Chikina Maria, Zaslavsky Elena, Sealfon Stuart C
Department of Computational and Systems Biology, University of Pittsburgh, Pittsburgh, PA 15217, USA and Department of Neurology, Icahn School of Medicine at Mount Sinai, New York, NY 10029, USA.
Bioinformatics. 2015 May 15;31(10):1584-91. doi: 10.1093/bioinformatics/btv015. Epub 2015 Jan 11.
Identifying alterations in gene expression associated with different clinical states is important for the study of human biology. However, clinical samples used in gene expression studies are often derived from heterogeneous mixtures with variable cell-type composition, complicating statistical analysis. Considerable effort has been devoted to modeling sample heterogeneity, and presently, there are many methods that can estimate cell proportions or pure cell-type expression from mixture data. However, there is no method that comprehensively addresses mixture analysis in the context of differential expression without relying on additional proportion information, which can be inaccurate and is frequently unavailable.

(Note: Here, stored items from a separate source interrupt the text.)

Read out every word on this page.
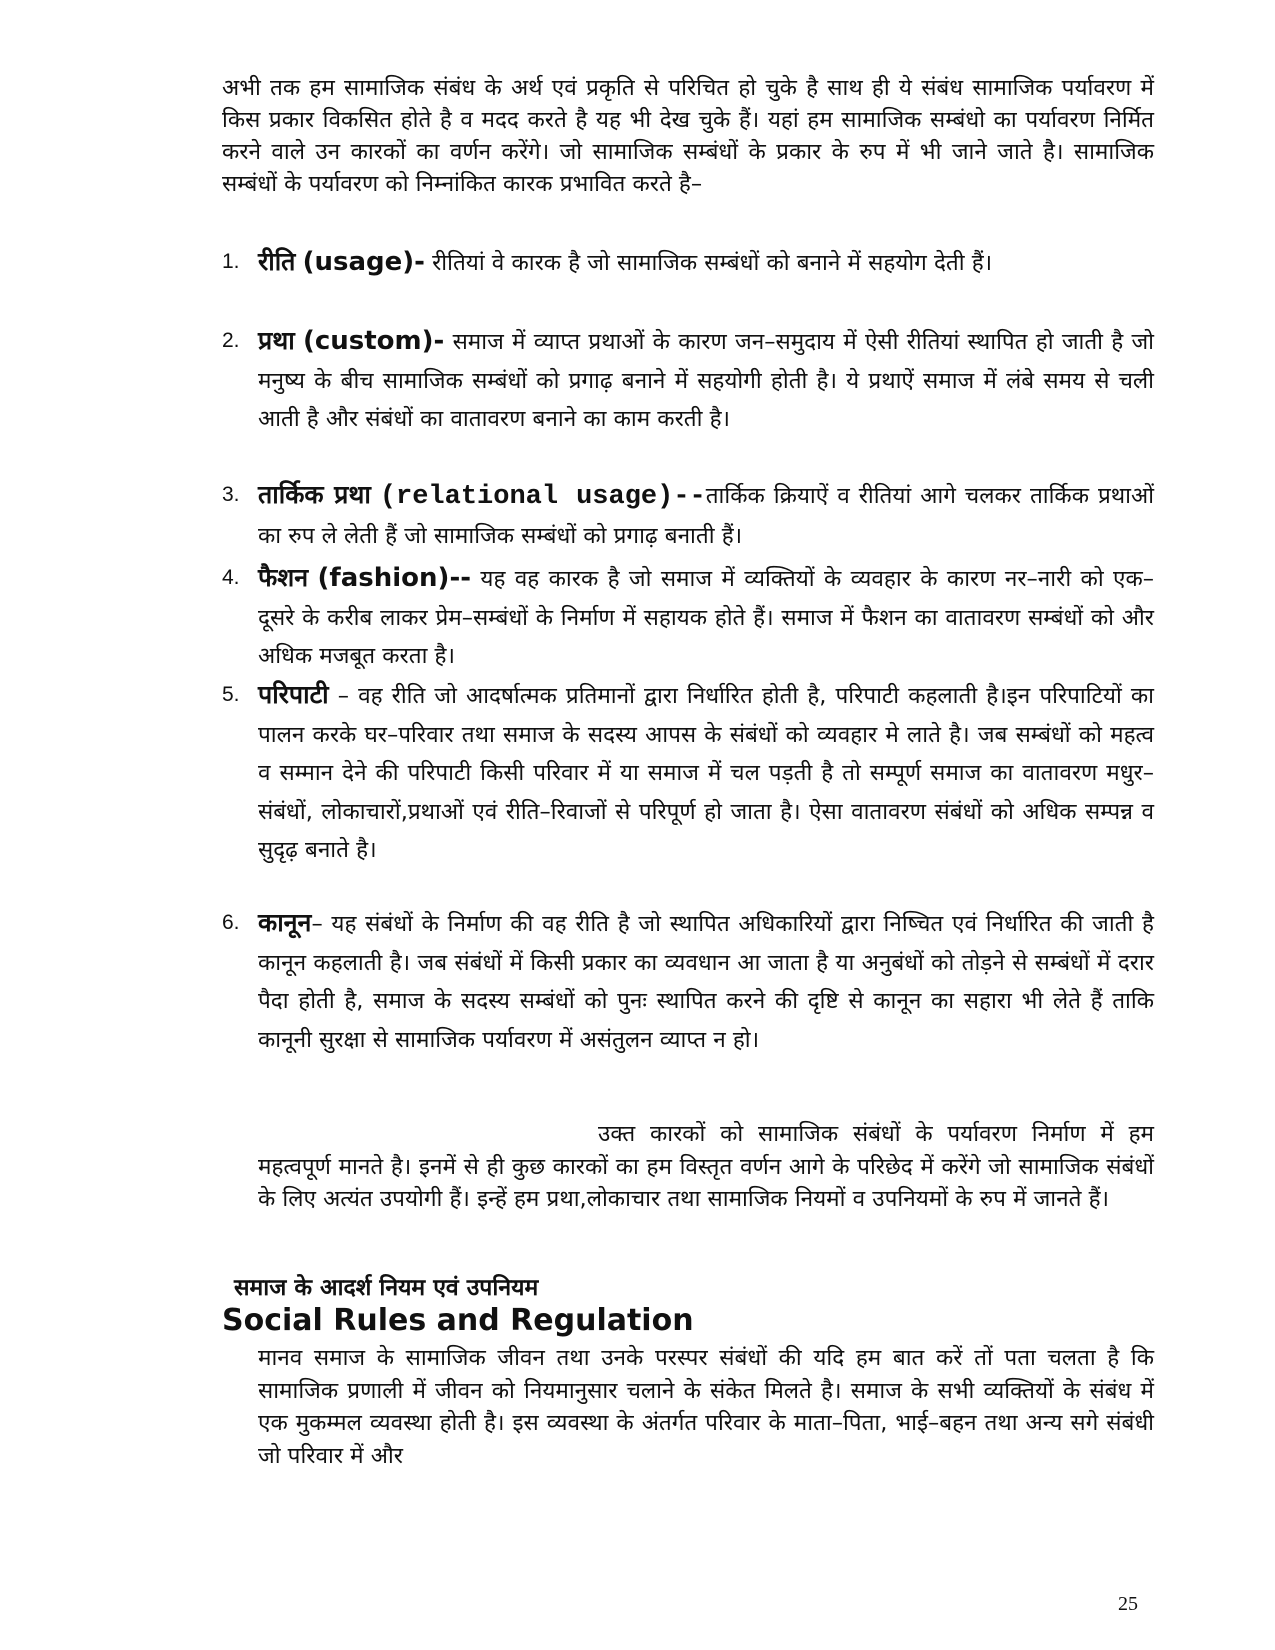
अभी तक हम सामाजिक संबंध के अर्थ एवं प्रकृति से परिचित हो चुके है साथ ही ये संबंध सामाजिक पर्यावरण में किस प्रकार विकसित होते है व मदद करते है यह भी देख चुके हैं। यहां हम सामाजिक सम्बंधो का पर्यावरण निर्मित करने वाले उन कारकों का वर्णन करेंगे। जो सामाजिक सम्बंधों के प्रकार के रुप में भी जाने जाते है। सामाजिक सम्बंधों के पर्यावरण को निम्नांकित कारक प्रभावित करते है–

1. रीति (usage)- रीतियां वे कारक है जो सामाजिक सम्बंधों को बनाने में सहयोग देती हैं।

2. प्रथा (custom)- समाज में व्याप्त प्रथाओं के कारण जन–समुदाय में ऐसी रीतियां स्थापित हो जाती है जो मनुष्य के बीच सामाजिक सम्बंधों को प्रगाढ़ बनाने में सहयोगी होती है। ये प्रथाऐं समाज में लंबे समय से चली आती है और संबंधों का वातावरण बनाने का काम करती है।

3. तार्किक प्रथा (relational usage)--तार्किक क्रियाऐं व रीतियां आगे चलकर तार्किक प्रथाओं का रुप ले लेती हैं जो सामाजिक सम्बंधों को प्रगाढ़ बनाती हैं।

4. फैशन (fashion)-- यह वह कारक है जो समाज में व्यक्तियों के व्यवहार के कारण नर–नारी को एक–दूसरे के करीब लाकर प्रेम–सम्बंधों के निर्माण में सहायक होते हैं। समाज में फैशन का वातावरण सम्बंधों को और अधिक मजबूत करता है।

5. परिपाटी – वह रीति जो आदर्षात्मक प्रतिमानों द्वारा निर्धारित होती है, परिपाटी कहलाती है।इन परिपाटियों का पालन करके घर–परिवार तथा समाज के सदस्य आपस के संबंधों को व्यवहार मे लाते है। जब सम्बंधों को महत्व व सम्मान देने की परिपाटी किसी परिवार में या समाज में चल पड़ती है तो सम्पूर्ण समाज का वातावरण मधुर–संबंधों, लोकाचारों,प्रथाओं एवं रीति–रिवाजों से परिपूर्ण हो जाता है। ऐसा वातावरण संबंधों को अधिक सम्पन्न व सुदृढ़ बनाते है।

6. कानून– यह संबंधों के निर्माण की वह रीति है जो स्थापित अधिकारियों द्वारा निष्चित एवं निर्धारित की जाती है कानून कहलाती है। जब संबंधों में किसी प्रकार का व्यवधान आ जाता है या अनुबंधों को तोड़ने से सम्बंधों में दरार पैदा होती है, समाज के सदस्य सम्बंधों को पुनः स्थापित करने की दृष्टि से कानून का सहारा भी लेते हैं ताकि कानूनी सुरक्षा से सामाजिक पर्यावरण में असंतुलन व्याप्त न हो।

उक्त कारकों को सामाजिक संबंधों के पर्यावरण निर्माण में हम महत्वपूर्ण मानते है। इनमें से ही कुछ कारकों का हम विस्तृत वर्णन आगे के परिछेद में करेंगे जो सामाजिक संबंधों के लिए अत्यंत उपयोगी हैं। इन्हें हम प्रथा,लोकाचार तथा सामाजिक नियमों व उपनियमों के रुप में जानते हैं।

समाज के आदर्श नियम एवं उपनियम

Social Rules and Regulation

मानव समाज के सामाजिक जीवन तथा उनके परस्पर संबंधों की यदि हम बात करें तों पता चलता है कि सामाजिक प्रणाली में जीवन को नियमानुसार चलाने के संकेत मिलते है। समाज के सभी व्यक्तियों के संबंध में एक मुकम्मल व्यवस्था होती है। इस व्यवस्था के अंतर्गत परिवार के माता–पिता, भाई–बहन तथा अन्य सगे संबंधी जो परिवार में और

25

In this study, we consider a clinically relevant situation where neither accurate proportion estimates nor pure cell expression is of direct interest, but where we are rather interested in detecting and interpreting relevant differential expression in mixture samples. We develop a method, Cell-type COmputational Differential Estimation (CellCODE), that addresses the specific statistical question directly, without requiring a physical model for mixture components. Our approach is based on latent variable analysis and is computationally transparent; it requires no additional experimental data, yet outperforms existing methods that use independent proportion measurements. CellCODE has few parameters that are robust and easy to interpret. The method can be used to track changes in proportion, improve power to detect differential expression and assign the differentially expressed genes to the correct cell type.
识别与不同临床状态相关的基因表达变化对于人类生物学研究至关重要。然而,基因表达研究中使用的临床样本通常来自细胞类型组成各异的异质混合物,这使得统计分析变得复杂。人们已投入大量精力对样本异质性进行建模,目前有许多方法可以从混合数据中估计细胞比例或纯细胞类型的表达。然而,尚无一种方法能在不依赖额外比例信息(这种信息可能不准确且常常无法获得)的情况下,全面解决差异表达背景下的混合分析问题。
在本研究中,我们考虑一种临床相关情况,即准确的比例估计和纯细胞表达都不是直接关注的重点,而我们更感兴趣的是检测和解释混合样本中的相关差异表达。我们开发了一种方法,即细胞类型计算差异估计法(CellCODE),该方法直接解决特定的统计问题,无需混合成分的物理模型。我们的方法基于潜在变量分析,计算过程透明;它不需要额外的实验数据,但性能优于使用独立比例测量的现有方法。CellCODE的参数很少,且稳健易解释。该方法可用于追踪比例变化、提高检测差异表达的能力,并将差异表达基因分配到正确的细胞类型。